So the news we’ve been waiting for all week finally came yesterday, and the news is that we’ll have to wait a few more days. The Vatican announced that the Conclave to elect the next Successor of St. Peter will begin on Tuesday, March 12th with the first vote coming late afternoon Rome time. In the meantime, the mainstream media is still clamoring to create scandal out of this historic occasion. While I’ve tried to take the whispers, innuendo, and flat-out rabble-rousing with a grain of salt, it has been difficult. Based on my readings this week, it appears that I am not the only one that has struggled to avoid the annoyance.
When asked to respond to a newspaper editorial, Elizabeth Scalia quickly realized that the word limit the editor suggested was not going to cover it.
Anyone interested in understanding Catholicism, in all of its faults and all of its greatness, needs to invest time in serious readings from many sources; the New Testament, the Catechism, the documents of the Second Vatican Council; the writings of the Church Doctors and the lives and writings of the saints. One cannot understand the Catholic church — not in the least — unless one can comprehend how persons as disparate in background and outlook as G.K. Chesterton and Dorothy Day would willingly refer to themselves as Catholicism’s “obedient” children, and be beloved within it.

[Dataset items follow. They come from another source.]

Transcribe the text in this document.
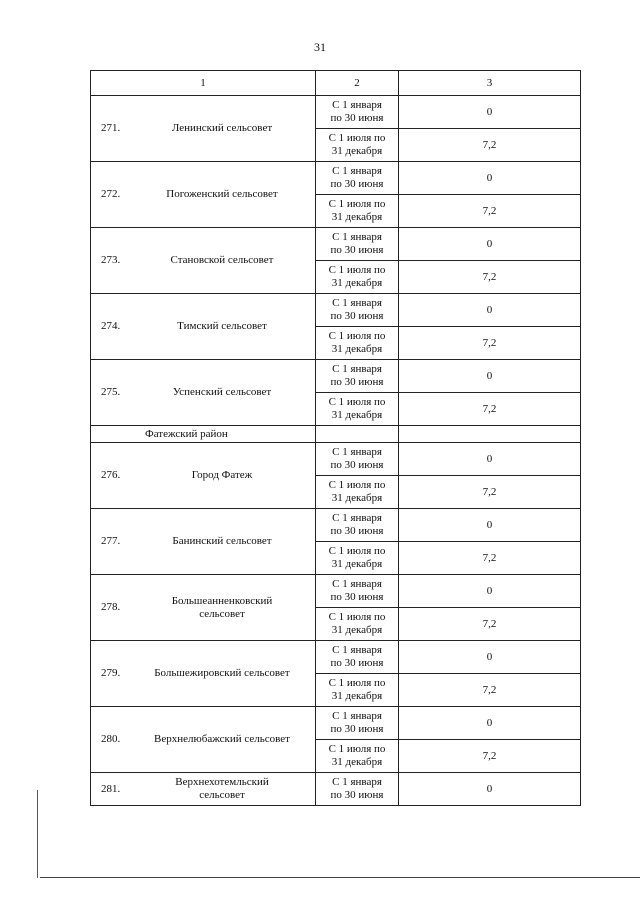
31
1	2	3

271. Ленинский сельсовет	С 1 января
по 30 июня	0
	С 1 июля по
31 декабря	7,2

272. Погоженский сельсовет	С 1 января
по 30 июня	0
	С 1 июля по
31 декабря	7,2

273. Становской сельсовет	С 1 января
по 30 июня	0
	С 1 июля по
31 декабря	7,2

274. Тимский сельсовет	С 1 января
по 30 июня	0
	С 1 июля по
31 декабря	7,2

275. Успенский сельсовет	С 1 января
по 30 июня	0
	С 1 июля по
31 декабря	7,2
Фатежский район		

276. Город Фатеж	С 1 января
по 30 июня	0
	С 1 июля по
31 декабря	7,2

277. Банинский сельсовет	С 1 января
по 30 июня	0
	С 1 июля по
31 декабря	7,2

278.
Большеанненковский
сельсовет	С 1 января
по 30 июня	0
	С 1 июля по
31 декабря	7,2

279. Большежировский сельсовет	С 1 января
по 30 июня	0
	С 1 июля по
31 декабря	7,2

280. Верхнелюбажский сельсовет	С 1 января
по 30 июня	0
	С 1 июля по
31 декабря	7,2

281.
Верхнехотемльский
сельсовет	С 1 января
по 30 июня	0
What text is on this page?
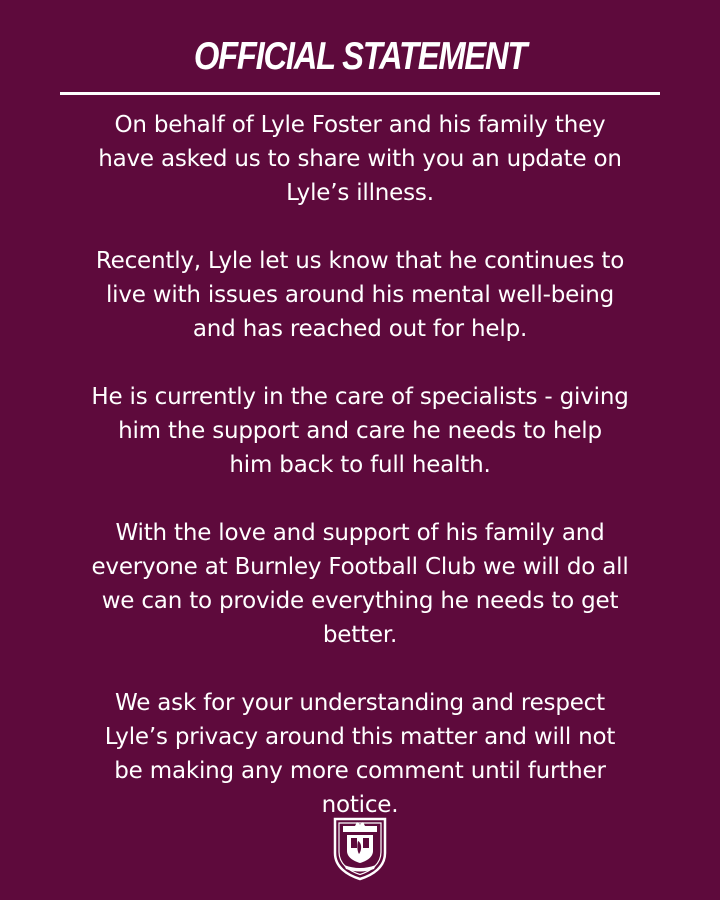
OFFICIAL STATEMENT

On behalf of Lyle Foster and his family they
have asked us to share with you an update on
Lyle’s illness.

Recently, Lyle let us know that he continues to
live with issues around his mental well-being
and has reached out for help.

He is currently in the care of specialists - giving
him the support and care he needs to help
him back to full health.

With the love and support of his family and
everyone at Burnley Football Club we will do all
we can to provide everything he needs to get
better.

We ask for your understanding and respect
Lyle’s privacy around this matter and will not
be making any more comment until further
notice.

What would a Pope from the third-world have in common with Ghandi? Mark Shea says that like Ghandi, when a such a pope starts speaking inconvenient truths, the media will quickly turn on him.
A Pope who says, well, what the Church says and what Gandhi says will not be received like some new Nelson Mandela by the Western press. He will be derided as an emissary from backward lands who need enlightened Westerners to teach them shallow atheism and cull their numbers with the blessings of birth control.
Now HuffPo, after a remarkably balanced attempt to talk about celibacy that included both me and Fr. Sullins on the panel to give the Church’s actual theology of virginity, now is having my friend, the formidable Dr. Pia de Solenni on at 11 AM Eastern today for a similar panel discussion on “The Church Youth Want”.
Speaking of positivity in the mainstream media, Ross Douthat explores Benedict’s legacy for the New York Times.
But for all of Catholicism’s problems, the Christian denominations that did not have a Ratzinger — those churches that persisted in the spirit of the 1970s and didn’t reassert a doctrinal core — have generally fared worse. There are millions of lapsed Catholics, but the church still has a higher retention rate by far than most mainline Protestant denominations. Indeed, it is difficult to pick out a major religious body where the progressive course urged by so many of Ratzinger’s critics has increased vitality and growth.
Of course, another popular topic in the media are the prophecies surrounding this Papal election. From St. Malachy to the secrets of Fatima, there is something to get anyone worked up, but Father Z wisely urges calm.
Maybe this will whip some of you into a fever, but I find this a little more interesting than the mosaics and the lightning and the cryptic phrases. Frankly, I wouldn’t be at all surprised were another part of the third secret locked away that explains the vision. That would be consistent with the pattern: visions followed by explanations. But Card. Ratzinger himself gave an explanation of it when it was released. In the absence of another, contrary explanation, from someone high up than the contemporary Prefect of the CDF, I guess we have to just calm down.
On completely different subject, how easy is it to sneak into the General Congregations? Apparently, you just need some fake bishop’s vestments.
Named as Ralph Napierski, the “bishop” donned a cassock that was too short, a bejewelled necklace that was fake, and black sneakers. As well as that, his purple sash turned out to be a scarf. Gazzetta del Sud reports that the man is Australian.
He successfully managed to sneak into the Vatican this morning and mingle with the 100+ cardinals before being hauled out. The man told reporters his name was “Basilius” and he was a member of “Corpus Dei” and the “Italian Orthodox Church”, which does not exist.
Video: Finally, what are the people on the street saying about the new Pope? Wait, there isn’t one, yet? Don’t tell these folks that were interviewed for Jimmy Kimmel Live.
“Does it bother you that he is Jewish?”
“I don’t know. It’s fine, I guess. ‘Cause, uh, you know, uh, I don’t think a Pope should stay one religion.”